I agree resoundingly with the comments about what unique experience it has been to be a student
teacher in CPS these past two weeks! As
with most of my classmates, I think I tried to keep my ears open and listen to
the many different voices and perspectives people in Chicago took on the CTU
labor strike: the CTU teacher members and leaders, the administration, the
janitorial and other support staff, the parents, Chicago’s citizens, Chicago’s
government, the CPS Board of Education, the people from out of town and out of
state, to name some.
Today, upon returning to the Bret
Harte kindergarten classroom, I realized that there was definitely a voice and
perspective that I hadn’t paid as much attention to in all of the hubbub of the
strike experience: that of the students!
My mentor teacher, Meghan, read two books and facilitated two limited,
but important, inquiry based discussions today.
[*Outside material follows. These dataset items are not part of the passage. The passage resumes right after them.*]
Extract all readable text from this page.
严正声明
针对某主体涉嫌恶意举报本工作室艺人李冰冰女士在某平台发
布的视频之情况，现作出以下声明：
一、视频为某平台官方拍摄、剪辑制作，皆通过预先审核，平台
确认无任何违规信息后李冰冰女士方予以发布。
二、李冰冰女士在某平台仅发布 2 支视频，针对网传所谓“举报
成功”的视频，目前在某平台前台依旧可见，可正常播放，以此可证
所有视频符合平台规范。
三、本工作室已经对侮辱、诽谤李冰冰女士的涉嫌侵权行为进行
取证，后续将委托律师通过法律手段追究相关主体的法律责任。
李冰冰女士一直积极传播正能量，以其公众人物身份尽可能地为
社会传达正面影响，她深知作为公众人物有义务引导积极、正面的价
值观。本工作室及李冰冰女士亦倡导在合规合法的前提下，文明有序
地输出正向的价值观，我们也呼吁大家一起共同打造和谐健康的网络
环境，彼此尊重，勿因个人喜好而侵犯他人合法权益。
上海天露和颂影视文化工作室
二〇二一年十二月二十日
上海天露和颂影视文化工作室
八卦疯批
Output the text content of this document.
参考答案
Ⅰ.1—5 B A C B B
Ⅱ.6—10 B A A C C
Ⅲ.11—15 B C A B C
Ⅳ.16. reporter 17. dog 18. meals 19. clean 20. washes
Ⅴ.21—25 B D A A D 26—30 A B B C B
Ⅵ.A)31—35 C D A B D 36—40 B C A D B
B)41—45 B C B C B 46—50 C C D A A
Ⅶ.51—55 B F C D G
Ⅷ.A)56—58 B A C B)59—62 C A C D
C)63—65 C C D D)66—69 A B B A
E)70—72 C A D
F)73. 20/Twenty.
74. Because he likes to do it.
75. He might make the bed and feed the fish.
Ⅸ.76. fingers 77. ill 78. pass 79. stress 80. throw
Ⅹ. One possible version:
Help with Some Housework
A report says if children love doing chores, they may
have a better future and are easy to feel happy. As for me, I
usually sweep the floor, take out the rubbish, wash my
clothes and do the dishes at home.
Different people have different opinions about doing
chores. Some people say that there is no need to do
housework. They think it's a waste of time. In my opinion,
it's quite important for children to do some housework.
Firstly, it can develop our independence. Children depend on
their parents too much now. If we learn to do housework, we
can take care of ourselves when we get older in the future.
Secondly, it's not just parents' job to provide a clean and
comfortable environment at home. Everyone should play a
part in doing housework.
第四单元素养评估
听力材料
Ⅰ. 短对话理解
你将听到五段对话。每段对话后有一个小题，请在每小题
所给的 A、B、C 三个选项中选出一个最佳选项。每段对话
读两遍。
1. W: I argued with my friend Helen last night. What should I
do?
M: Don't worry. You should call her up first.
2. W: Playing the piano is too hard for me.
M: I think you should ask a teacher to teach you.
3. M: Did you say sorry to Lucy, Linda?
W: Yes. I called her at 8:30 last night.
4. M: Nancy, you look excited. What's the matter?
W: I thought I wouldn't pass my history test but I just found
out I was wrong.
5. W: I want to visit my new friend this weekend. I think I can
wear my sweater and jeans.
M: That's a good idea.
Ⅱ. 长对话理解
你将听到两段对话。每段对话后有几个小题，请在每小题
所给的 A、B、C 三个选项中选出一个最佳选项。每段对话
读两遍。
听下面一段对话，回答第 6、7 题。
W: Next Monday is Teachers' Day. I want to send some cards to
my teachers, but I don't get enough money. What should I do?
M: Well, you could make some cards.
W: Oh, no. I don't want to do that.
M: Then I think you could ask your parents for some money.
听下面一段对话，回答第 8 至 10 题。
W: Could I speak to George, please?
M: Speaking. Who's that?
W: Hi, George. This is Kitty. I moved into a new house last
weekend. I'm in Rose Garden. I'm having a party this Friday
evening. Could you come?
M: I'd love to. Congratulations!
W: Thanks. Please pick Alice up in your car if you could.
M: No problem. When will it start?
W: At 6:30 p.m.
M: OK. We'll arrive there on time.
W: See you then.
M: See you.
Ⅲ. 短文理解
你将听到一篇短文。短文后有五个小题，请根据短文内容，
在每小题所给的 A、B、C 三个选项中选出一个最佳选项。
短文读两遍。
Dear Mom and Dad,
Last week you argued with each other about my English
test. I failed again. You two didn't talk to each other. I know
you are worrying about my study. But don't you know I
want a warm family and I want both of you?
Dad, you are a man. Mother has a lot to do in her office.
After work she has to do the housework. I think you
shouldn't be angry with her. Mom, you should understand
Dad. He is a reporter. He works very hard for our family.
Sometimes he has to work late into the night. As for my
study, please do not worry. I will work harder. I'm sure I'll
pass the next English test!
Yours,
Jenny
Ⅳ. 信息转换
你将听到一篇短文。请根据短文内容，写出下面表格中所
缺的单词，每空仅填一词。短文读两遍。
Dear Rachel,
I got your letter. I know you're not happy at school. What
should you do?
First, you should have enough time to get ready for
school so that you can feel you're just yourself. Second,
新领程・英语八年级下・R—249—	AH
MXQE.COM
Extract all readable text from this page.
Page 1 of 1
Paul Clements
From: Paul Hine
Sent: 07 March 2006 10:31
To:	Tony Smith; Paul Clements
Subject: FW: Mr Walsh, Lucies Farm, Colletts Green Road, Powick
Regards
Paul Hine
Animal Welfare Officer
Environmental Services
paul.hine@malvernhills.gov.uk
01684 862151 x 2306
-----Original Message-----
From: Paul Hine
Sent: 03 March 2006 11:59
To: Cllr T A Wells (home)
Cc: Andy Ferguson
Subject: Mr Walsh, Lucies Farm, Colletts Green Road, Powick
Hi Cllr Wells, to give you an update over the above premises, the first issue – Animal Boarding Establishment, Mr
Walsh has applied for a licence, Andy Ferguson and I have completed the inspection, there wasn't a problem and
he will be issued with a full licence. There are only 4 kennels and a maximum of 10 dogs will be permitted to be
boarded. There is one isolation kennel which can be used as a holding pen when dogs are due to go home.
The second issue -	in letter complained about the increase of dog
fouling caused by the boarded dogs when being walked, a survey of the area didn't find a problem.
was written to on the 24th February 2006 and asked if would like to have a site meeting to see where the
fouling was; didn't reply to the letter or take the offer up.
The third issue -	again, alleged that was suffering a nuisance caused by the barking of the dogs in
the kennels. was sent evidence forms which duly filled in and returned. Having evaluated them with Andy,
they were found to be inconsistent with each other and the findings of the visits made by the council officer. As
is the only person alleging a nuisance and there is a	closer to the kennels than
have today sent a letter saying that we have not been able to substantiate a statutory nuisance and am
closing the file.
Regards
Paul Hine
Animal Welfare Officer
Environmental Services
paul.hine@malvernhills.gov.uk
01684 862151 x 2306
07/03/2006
These books have already been mentioned in previous posts: Click, Clack, Moo and Animal Strike At the Zoo. Meghan interestingly started her mini-lesson
by asking if our students knew what “taking a vote” meant, took some students’
responses and then gave her own definition.
She then asked her students to one-by-one tell her their vote on which
book they wanted to read. It was almost
a split classroom, with 11 students voting for one and 12 voting for the other.
My MT ended up reading both
stories, however, and somewhat ambiguously asked the students if they had any
questions about the book or the strike CPS had for the past seven school
days. The kindergarteners ended up
having quite a few and I really enjoyed seeing my MT let them think and wonder
aloud with each other about something that really, really affected them.